配列番号1:5’−X−TTTGGTCCTT GTCTTATGTC CAGAATGC−3’;及び
配列番号2:5’−X−ATAATCCACC TATCCCAGTA GGAGAAAT−3’
上式中、Xは、米国特許出願第4,962,029号明細書に記載の手順によって2個のアミノテトラエチレングリコールスペーサー基を介してオリゴヌクレオチドに結合されているビオチンを表す。
【0061】
実施例2で用いたHIV−I DNA(gag領域)の増幅及び検出用プライマーは以下のとおりである。
配列番号3:5’−X−CTAAAGGGTT CCTTTGGTCC TTGTCTTATG TCCAGAATGC−3’;及び
配列番号4:5’−X−GATGGATGAC AAATAATCCA CCTATCCCAG TAGGAGAAAT−3’
上式中、Xは先に定義したとおりである。
【0062】
どちらの実施例においてもβ−グロビンDNAの増幅及び検出用のプライマーは以下のとおりである。

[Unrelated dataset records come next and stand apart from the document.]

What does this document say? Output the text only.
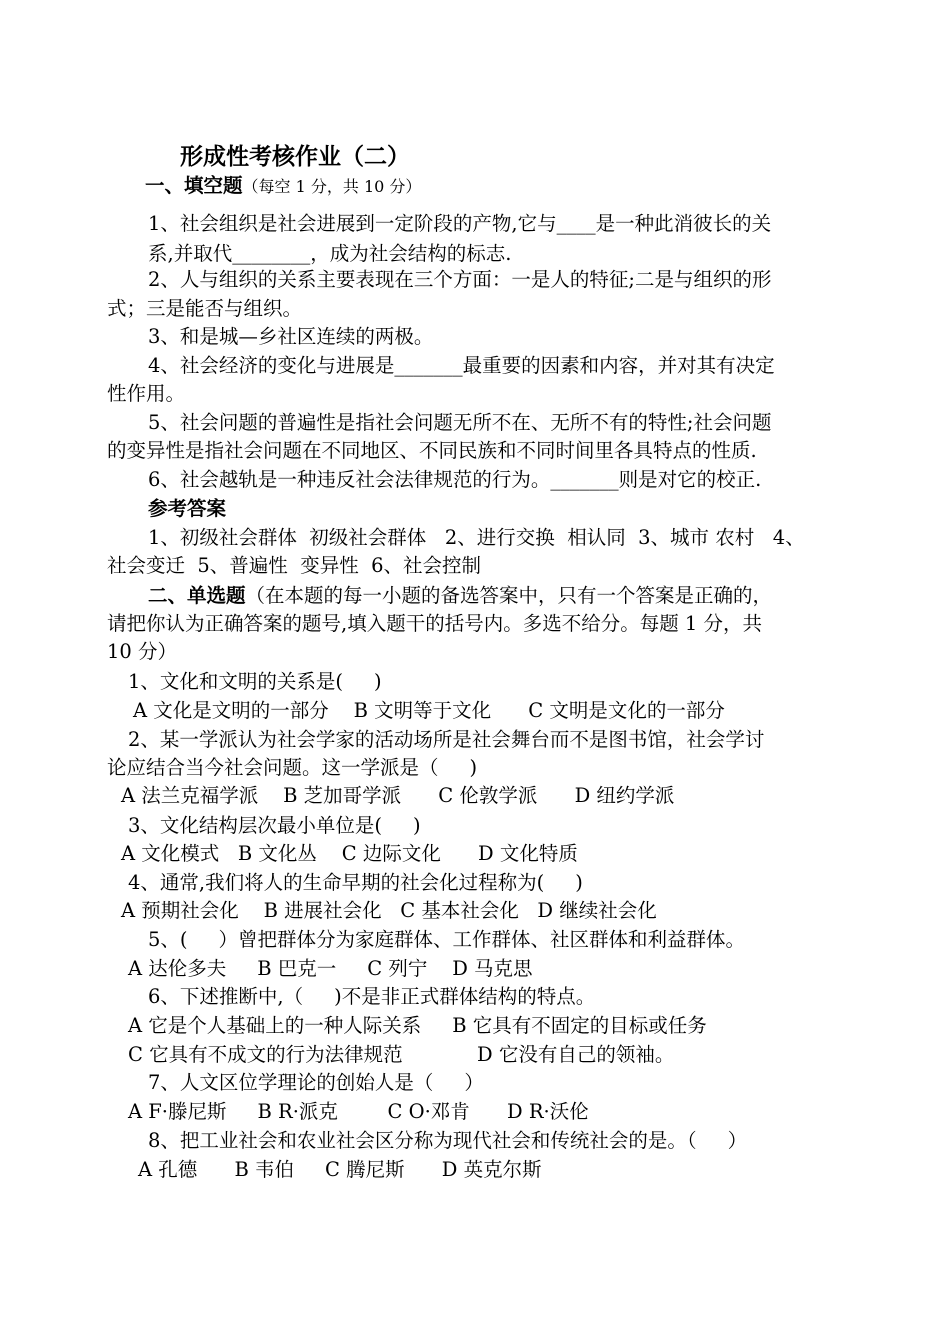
形成性考核作业（二）
一、填空题（每空 1 分，共 10 分）
1、社会组织是社会进展到一定阶段的产物,它与____是一种此消彼长的关
系,并取代________，成为社会结构的标志.
2、人与组织的关系主要表现在三个方面：一是人的特征;二是与组织的形
式；三是能否与组织。
3、和是城—乡社区连续的两极。
4、社会经济的变化与进展是_______最重要的因素和内容，并对其有决定
性作用。
5、社会问题的普遍性是指社会问题无所不在、无所不有的特性;社会问题
的变异性是指社会问题在不同地区、不同民族和不同时间里各具特点的性质.
6、社会越轨是一种违反社会法律规范的行为。_______则是对它的校正.
参考答案
1、初级社会群体  初级社会群体   2、进行交换  相认同  3、城市 农村   4、
社会变迁  5、普遍性  变异性  6、社会控制
二、单选题（在本题的每一小题的备选答案中，只有一个答案是正确的，
请把你认为正确答案的题号,填入题干的括号内。多选不给分。每题 1 分，共
10 分）
1、文化和文明的关系是(     )
A 文化是文明的一部分    B 文明等于文化      C 文明是文化的一部分
2、某一学派认为社会学家的活动场所是社会舞台而不是图书馆，社会学讨
论应结合当今社会问题。这一学派是（     )
A 法兰克福学派    B 芝加哥学派      C 伦敦学派      D 纽约学派
3、文化结构层次最小单位是(     )
A 文化模式   B 文化丛    C 边际文化      D 文化特质
4、通常,我们将人的生命早期的社会化过程称为(     )
A 预期社会化    B 进展社会化   C 基本社会化   D 继续社会化
5、(     ）曾把群体分为家庭群体、工作群体、社区群体和利益群体。
A 达伦多夫     B 巴克一     C 列宁    D 马克思
6、下述推断中,（     )不是非正式群体结构的特点。
A 它是个人基础上的一种人际关系     B 它具有不固定的目标或任务
C 它具有不成文的行为法律规范            D 它没有自己的领袖。
7、人文区位学理论的创始人是（     ）
A F·滕尼斯     B R·派克        C O·邓肯      D R·沃伦
8、把工业社会和农业社会区分称为现代社会和传统社会的是。（     ）
A 孔德      B 韦伯     C 腾尼斯      D 英克尔斯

配列番号5:5’−X−CAACTTCATC CACGTTCACC−3’;及び
配列番号6:5’−ACACAACTGT GTTCACTAGC−3’
上式中、Xは先に定義したとおりである。
【0063】
アビジン−ペルオキシダーゼ複合体溶液は、市販(Zymed Laboratories社)のアビジンと西洋ワサビペルオキシダーゼの複合体(126μl/l)、カゼイン(0.5%)及びメルチオレート(0.5%)をリン酸緩衝生食水(25ミリモルのリン酸ナトリウム及び75ミリモルの塩化ナトリウム)中に含むものとした。複合体の最終濃度は156ng/mlとした。
【0064】
洗浄液(pH7.4)は、第一リン酸ナトリウム1水和物(25ミリモル)、塩化ナトリウム(373ミリモル)、(エチレンジニトリロ)4酢酸2ナトリウム塩(2.5ミリモル)、エチルマーキュリチオサリチル酸ナトリウム塩(25μモル)及びデシル硫酸ナトリウム(38ミリモル)を含むものとした。
【0065】
色素付与組成物(pH6.8)は、4,5−ビス(4−ジメチルアミノフェニル)−2−(4−ヒドロキシ−3−メトキシフェニル)イミダゾール(250μモル)、ポリ(ビニルピロリドン)(112ミリモル)、ジエチレントリアミン5酢酸(100μモル)、4’−ヒドロキシアセトアニリド(5ミリモル)及び第一リン酸ナトリウム1水和物(10ミリモル)を含むものとした。
【0066】
HIV−Iのコピー数の少ない標的核酸を常用手順で8E5/LAVセルライン(HIV−Iゲノムが1個組み込まれているセルライン)から抽出し、そして細胞溶解とタンパク質消化に続いて、フェノール/クロロホルム抽出法(トリス飽和フェノール(750μl)を細胞懸濁液へ加えてフェノール/溶菌液を混合し、そして遠心分離で分離)によって精製した。次いで、その水相を2mlの新たなチューブへ移した。クロロホルムイソアミルアルコールを用いてこの手順を繰り返した。水層を0.3モル酢酸ナトリウム溶液とした。95%の常温エタノールを添加して−70℃で1時間保存することによって核酸を沈殿させた。その後、HIV−I DNAの濃度をA260 において測定し、そして実験用にTE緩衝液〔トリス(ヒドロキシメチル)アミノメタン(1ミリモル)及び(エチレンジニトリロ)4酢酸(0.1ミリモル)〕によるコピー数の異なる一連の希釈液を調製した。各希釈液の試料(5〜10μl)を各PCR反応混合物(200μl)へ添加した。
【0067】
細胞1個当たり2コピーのβ−グロビン遺伝子を有すると仮定されているヒト胎盤DNA(0.5mg/ml)において、β−グロビンのコピー数の多い標的核酸を得た。
【0068】
HIV−I DNA用の捕捉プローブは以下のとおりとした。
配列番号7:5’−ATCCTGGAAT TAAATAAAAT AGTAAGAATG TATAGCCCTA C−Y−3’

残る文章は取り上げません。